As TheWrap’s own Alonso Duralde writes, “Love and Thunder” contains “many of the surface pleasures of an MCU movie but also a nagging sensation that none of this quite works.”

“Similar to ‘Spider-Man: No Way Home’ and ‘Doctor Strange in the Multiverse of Madness’ before it, ‘Thor: Love and Thunder’ [is] an excellent example of Marvel still not being quite sure how to pick up ongoing narratives that get interrupted by massive crossover events,” The Verge’s Charles Pulliam-Moore writes. “‘Love and Thunder’ clearly wants to keep its focus fixed on Thor, who hasn’t headlined his own film since 2017. But so much has happened within the MCU since then that [its] ability to create a cohesive and compelling sense of shared continuity with its predecessors is initially limited.’”

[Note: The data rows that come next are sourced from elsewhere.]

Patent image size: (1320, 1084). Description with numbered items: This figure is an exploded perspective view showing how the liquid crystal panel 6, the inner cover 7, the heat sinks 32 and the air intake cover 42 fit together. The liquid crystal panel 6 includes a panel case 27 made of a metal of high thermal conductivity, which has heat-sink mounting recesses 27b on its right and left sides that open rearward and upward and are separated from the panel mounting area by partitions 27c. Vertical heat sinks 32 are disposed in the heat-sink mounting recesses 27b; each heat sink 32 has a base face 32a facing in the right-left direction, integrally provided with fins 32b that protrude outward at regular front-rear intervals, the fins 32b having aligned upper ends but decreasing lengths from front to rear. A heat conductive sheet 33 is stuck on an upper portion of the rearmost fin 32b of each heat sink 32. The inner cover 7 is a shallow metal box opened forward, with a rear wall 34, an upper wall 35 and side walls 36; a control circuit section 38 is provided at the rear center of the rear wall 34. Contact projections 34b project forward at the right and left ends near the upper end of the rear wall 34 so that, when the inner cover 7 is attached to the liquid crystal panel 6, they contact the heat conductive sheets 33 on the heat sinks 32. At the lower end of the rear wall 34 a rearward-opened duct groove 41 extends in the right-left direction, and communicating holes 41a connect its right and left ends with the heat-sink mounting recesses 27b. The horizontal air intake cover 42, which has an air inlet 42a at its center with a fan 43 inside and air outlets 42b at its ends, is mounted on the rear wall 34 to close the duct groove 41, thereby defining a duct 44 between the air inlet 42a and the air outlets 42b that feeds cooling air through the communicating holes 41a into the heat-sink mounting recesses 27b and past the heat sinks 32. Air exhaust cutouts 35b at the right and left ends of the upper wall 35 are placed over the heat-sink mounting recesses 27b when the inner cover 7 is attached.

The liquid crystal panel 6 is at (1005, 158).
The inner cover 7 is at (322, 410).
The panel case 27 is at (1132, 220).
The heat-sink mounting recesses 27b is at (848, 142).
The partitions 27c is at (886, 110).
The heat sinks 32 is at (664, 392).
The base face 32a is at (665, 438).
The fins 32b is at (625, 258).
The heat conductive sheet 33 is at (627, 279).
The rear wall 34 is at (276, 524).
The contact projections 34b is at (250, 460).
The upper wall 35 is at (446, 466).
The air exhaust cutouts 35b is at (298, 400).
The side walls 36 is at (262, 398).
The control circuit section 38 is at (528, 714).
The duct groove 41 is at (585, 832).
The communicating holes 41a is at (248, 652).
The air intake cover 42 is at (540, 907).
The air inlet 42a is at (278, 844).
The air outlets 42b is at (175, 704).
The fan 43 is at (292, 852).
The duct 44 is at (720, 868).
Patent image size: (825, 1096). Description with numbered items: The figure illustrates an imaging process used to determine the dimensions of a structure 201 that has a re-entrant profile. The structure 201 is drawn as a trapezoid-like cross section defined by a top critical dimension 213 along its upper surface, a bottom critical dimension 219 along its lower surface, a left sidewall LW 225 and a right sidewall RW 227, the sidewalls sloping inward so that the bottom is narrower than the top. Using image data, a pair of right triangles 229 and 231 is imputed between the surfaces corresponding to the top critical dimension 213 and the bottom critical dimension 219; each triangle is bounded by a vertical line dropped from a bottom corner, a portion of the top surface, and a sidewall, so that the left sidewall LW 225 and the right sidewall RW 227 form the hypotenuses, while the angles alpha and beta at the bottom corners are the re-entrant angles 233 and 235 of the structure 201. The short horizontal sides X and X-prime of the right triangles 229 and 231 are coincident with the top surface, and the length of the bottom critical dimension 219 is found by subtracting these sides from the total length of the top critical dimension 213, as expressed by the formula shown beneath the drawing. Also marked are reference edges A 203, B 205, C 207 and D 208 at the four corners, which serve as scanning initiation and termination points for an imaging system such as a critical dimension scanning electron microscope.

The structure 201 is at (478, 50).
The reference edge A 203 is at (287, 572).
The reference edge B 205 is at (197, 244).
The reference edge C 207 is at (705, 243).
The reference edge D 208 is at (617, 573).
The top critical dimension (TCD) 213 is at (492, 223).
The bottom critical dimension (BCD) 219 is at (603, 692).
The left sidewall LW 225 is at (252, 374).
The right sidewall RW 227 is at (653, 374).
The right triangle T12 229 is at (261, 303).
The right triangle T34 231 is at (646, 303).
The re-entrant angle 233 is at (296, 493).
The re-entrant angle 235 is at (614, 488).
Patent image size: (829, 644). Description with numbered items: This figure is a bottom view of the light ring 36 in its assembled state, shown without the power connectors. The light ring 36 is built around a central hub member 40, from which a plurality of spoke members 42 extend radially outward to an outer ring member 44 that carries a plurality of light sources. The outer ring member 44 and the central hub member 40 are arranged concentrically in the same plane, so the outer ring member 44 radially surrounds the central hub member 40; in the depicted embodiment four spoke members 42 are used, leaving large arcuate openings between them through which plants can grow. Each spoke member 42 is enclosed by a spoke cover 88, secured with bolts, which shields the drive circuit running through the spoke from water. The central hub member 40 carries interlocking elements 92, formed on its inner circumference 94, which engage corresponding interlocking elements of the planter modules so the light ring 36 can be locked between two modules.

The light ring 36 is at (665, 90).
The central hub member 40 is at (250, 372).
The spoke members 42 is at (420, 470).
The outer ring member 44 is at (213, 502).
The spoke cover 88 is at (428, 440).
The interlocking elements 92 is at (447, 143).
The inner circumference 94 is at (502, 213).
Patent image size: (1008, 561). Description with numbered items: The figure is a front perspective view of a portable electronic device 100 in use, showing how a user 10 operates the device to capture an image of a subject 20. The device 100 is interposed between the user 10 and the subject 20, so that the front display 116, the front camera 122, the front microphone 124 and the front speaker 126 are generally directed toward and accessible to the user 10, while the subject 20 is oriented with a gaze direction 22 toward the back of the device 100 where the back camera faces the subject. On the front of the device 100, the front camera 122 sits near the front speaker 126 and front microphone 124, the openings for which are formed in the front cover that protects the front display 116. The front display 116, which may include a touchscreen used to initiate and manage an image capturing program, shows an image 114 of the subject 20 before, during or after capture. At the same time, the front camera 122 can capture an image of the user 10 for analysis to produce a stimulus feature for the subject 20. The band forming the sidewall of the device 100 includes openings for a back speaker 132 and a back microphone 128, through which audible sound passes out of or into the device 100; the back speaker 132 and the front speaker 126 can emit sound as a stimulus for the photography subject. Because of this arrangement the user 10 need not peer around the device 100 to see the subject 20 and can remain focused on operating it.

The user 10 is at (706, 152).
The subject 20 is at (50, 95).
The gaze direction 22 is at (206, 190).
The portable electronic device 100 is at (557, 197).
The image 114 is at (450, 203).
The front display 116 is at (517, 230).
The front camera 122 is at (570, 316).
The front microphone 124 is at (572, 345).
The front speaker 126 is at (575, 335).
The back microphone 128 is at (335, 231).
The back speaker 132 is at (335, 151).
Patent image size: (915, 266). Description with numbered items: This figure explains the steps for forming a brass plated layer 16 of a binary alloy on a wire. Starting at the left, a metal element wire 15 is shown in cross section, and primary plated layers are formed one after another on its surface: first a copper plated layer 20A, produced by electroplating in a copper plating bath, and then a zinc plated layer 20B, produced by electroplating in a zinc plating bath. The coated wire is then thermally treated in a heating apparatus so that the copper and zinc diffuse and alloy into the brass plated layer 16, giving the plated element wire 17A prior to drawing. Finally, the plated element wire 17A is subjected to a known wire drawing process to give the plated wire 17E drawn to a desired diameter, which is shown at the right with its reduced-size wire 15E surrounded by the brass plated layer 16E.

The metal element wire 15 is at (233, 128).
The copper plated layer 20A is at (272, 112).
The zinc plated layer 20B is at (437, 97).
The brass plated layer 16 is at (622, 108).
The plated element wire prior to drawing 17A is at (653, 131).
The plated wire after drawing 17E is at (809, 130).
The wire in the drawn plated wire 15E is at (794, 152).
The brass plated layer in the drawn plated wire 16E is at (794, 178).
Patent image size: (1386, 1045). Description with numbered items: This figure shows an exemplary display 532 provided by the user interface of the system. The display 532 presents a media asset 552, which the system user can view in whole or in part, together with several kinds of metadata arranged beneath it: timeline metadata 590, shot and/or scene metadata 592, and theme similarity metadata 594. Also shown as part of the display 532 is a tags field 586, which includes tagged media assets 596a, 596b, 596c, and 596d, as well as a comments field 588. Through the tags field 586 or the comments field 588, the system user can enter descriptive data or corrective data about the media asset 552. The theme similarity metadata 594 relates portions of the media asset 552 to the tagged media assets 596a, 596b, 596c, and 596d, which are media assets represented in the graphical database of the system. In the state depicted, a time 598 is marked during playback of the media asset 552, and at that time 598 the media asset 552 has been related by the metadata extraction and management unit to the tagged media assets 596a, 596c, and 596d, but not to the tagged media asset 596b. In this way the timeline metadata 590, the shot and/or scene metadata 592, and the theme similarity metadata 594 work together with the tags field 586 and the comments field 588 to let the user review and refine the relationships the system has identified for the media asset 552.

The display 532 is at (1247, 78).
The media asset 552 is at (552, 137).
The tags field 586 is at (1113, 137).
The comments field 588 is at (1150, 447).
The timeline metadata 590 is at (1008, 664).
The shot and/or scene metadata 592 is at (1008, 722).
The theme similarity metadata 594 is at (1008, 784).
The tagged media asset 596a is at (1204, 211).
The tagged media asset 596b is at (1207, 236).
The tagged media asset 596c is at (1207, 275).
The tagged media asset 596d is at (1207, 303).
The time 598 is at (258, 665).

Similar to recent MCU installments, “Thor: Love and Thunder” runs more than two hours. And for critics, the runtime itself isn’t the problem, so much as the pacing of it.

“The way it utilizes that run time borders on erratic,” ComicBook.com’s Jenna Anderson says. “Some gags stretch on for a little too long, while some key emotional moments feel like they need one more scene to really “work.”

Of course, the appreciation for Christian Bale as Thor’s adversary Gorr the God Butcher is just about unanimous. For most, the zealot is similar to Killmonger (Michael B. Jordan) of “Black Panther” in the “he’s not wrong but he’s not acting right” sense, with critics praising how grounded and non-campy Bale’s portrayal is.

“Bale is so creepy and so committed that you can feel his hatred melt your popcorn,” AP’s Mark Kennedy writes.

Others praise the continued chemistry between Chris Hemsworth and Natalie Portman as Thor and Mighty Thor/Jane Foster respectively, and the lovability that Tessa Thompson and Waititi bring as Valkyrie and Korg.

TheWrap’s Alonso Duralde continues to sum it up as such: “I didn’t leave “Thor: Love and Thunder” feeling annoyed — Waititi and Team Marvel are too shrewd as showpeople not to keep the pace lively and the scope massive — but it falls far short of the best of the franchise.”

Following the early reviews, “Thor: Love and Thunder” sits at 71% on Rotten Tomatoes, from 78 critics.